Napster’s defense lawyers argued that Section 1008 of the AHRA protects the file-trading network. Patel has dismissed that argument, finding that the AHRA applies only to physically manufactured products such as portable music players, and does not extend to software applications.

“There is no suggestion in the legislative history (of the AHRA) that the intent was to include only some primarily musical audio recordings within 1008 protection and to exclude other primarily musical works,” the lawyers wrote in the brief.

The federal government, along with entertainment industry groups, filed legal arguments against Napster Sept. 8, arguing that the music-sharing service did not fall under the protection of the AHRA.

Twenty “friend-of-the-court” briefs accompanied the document filed by the United States Copyright Office. The Recording Industry Association of America, which is suing Napster, also filed briefs on Sept. 8, with the 9th U.S. Circuit Court of Appeals backing the government’s position.

Boise’s team also took umbrage with what they believe was Judge Marilyn Patel’s reinterpretation of the 1984 Sony Betamax case, which found that technologies with substantial non-infringing uses could not be banned.
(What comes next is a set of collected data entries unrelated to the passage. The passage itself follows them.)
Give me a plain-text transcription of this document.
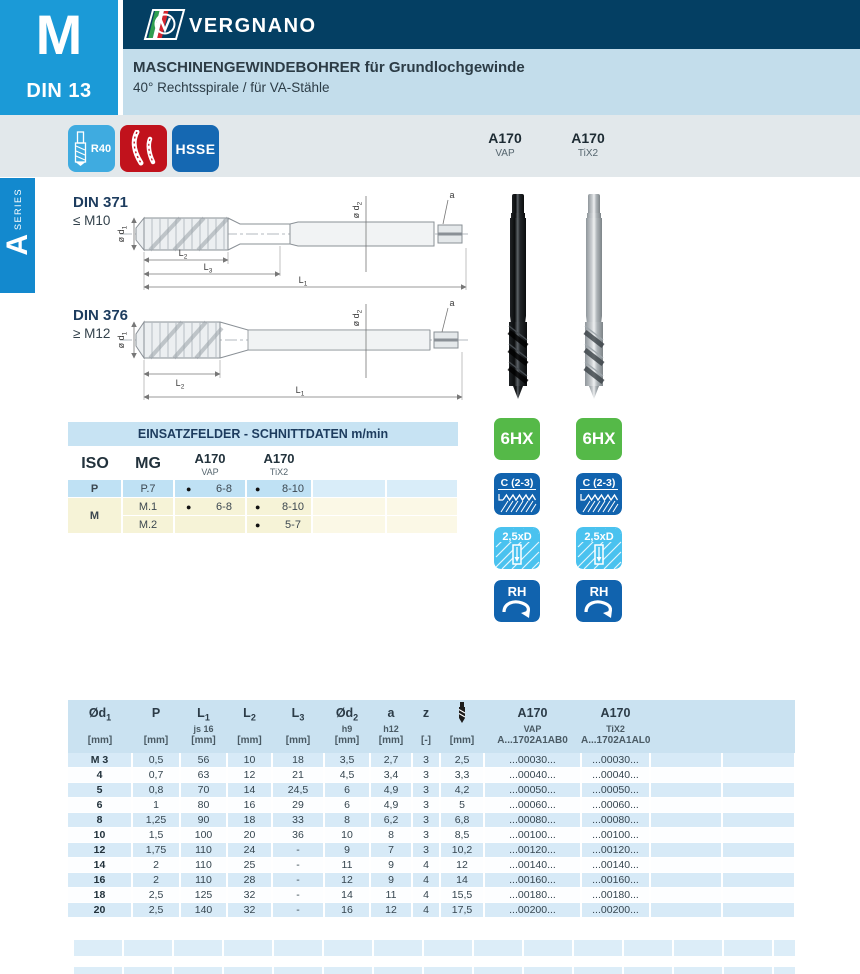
M
DIN 13
VERGNANO
MASCHINENGEWINDEBOHRER für Grundlochgewinde
40° Rechtsspirale / für VA-Stähle
R40	HSSE
A170
VAP
A170
TiX2
SERIES
A
DIN 371
≤ M10
ø $d_1$
ø $d_2$
a
$L_2$
$L_3$
$L_1$
DIN 376
≥ M12
ø $d_1$
ø $d_2$
a
$L_2$	$L_1$
EINSATZFELDER - SCHNITTDATEN m/min
ISO	MG	A170
VAP

A170
TiX2

P	P.7	● 6-8	● 8-10		
M	M.1	● 6-8	● 8-10		
	M.2		● 5-7		
6HX
C (2-3)
2,5xD
RH
6HX
C (2-3)
2,5xD
RH
$Ød_1$
[mm]

P
[mm]

$L_1$
js 16
[mm]

$L_2$
[mm]

$L_3$
[mm]

$Ød_2$
h9
[mm]

a
h12
[mm]

z
[-]	[mm]

A170
VAP
A...1702A1AB0

A170
TiX2
A...1702A1AL0

M 3	0,5	56	10	18	3,5	2,7	3	2,5	...00030...	...00030...		
4	0,7	63	12	21	4,5	3,4	3	3,3	...00040...	...00040...		
5	0,8	70	14	24,5	6	4,9	3	4,2	...00050...	...00050...		
6	1	80	16	29	6	4,9	3	5	...00060...	...00060...		
8	1,25	90	18	33	8	6,2	3	6,8	...00080...	...00080...		
10	1,5	100	20	36	10	8	3	8,5	...00100...	...00100...		
12	1,75	110	24	-	9	7	3	10,2	...00120...	...00120...		
14	2	110	25	-	11	9	4	12	...00140...	...00140...		
16	2	110	28	-	12	9	4	14	...00160...	...00160...		
18	2,5	125	32	-	14	11	4	15,5	...00180...	...00180...		
20	2,5	140	32	-	16	12	4	17,5	...00200...	...00200...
In the brief, Napster’s legal team argued that the file-trading application can be used to “space shift” digital music — allowing users to digitize their music by downloading music files from Napster that they already own in CD formats to store onto their computer hard drive.

Several trade organizations which included the Consumer Electronics Association and the Digital Media Association came out in support of Napster in the company’s legal battle, arguing that Patel misinterpreted the 1984 Sony Betamax case.

The current legal wrangling came to a head on July 26 when Judge Patel issued a temporary injunction that would have shut Napster down. Less than two days later, the appeals court granted the company a stay while the court examined Patel’s ruling.

Final arguments will be heard by the appellate court on Oct. 2.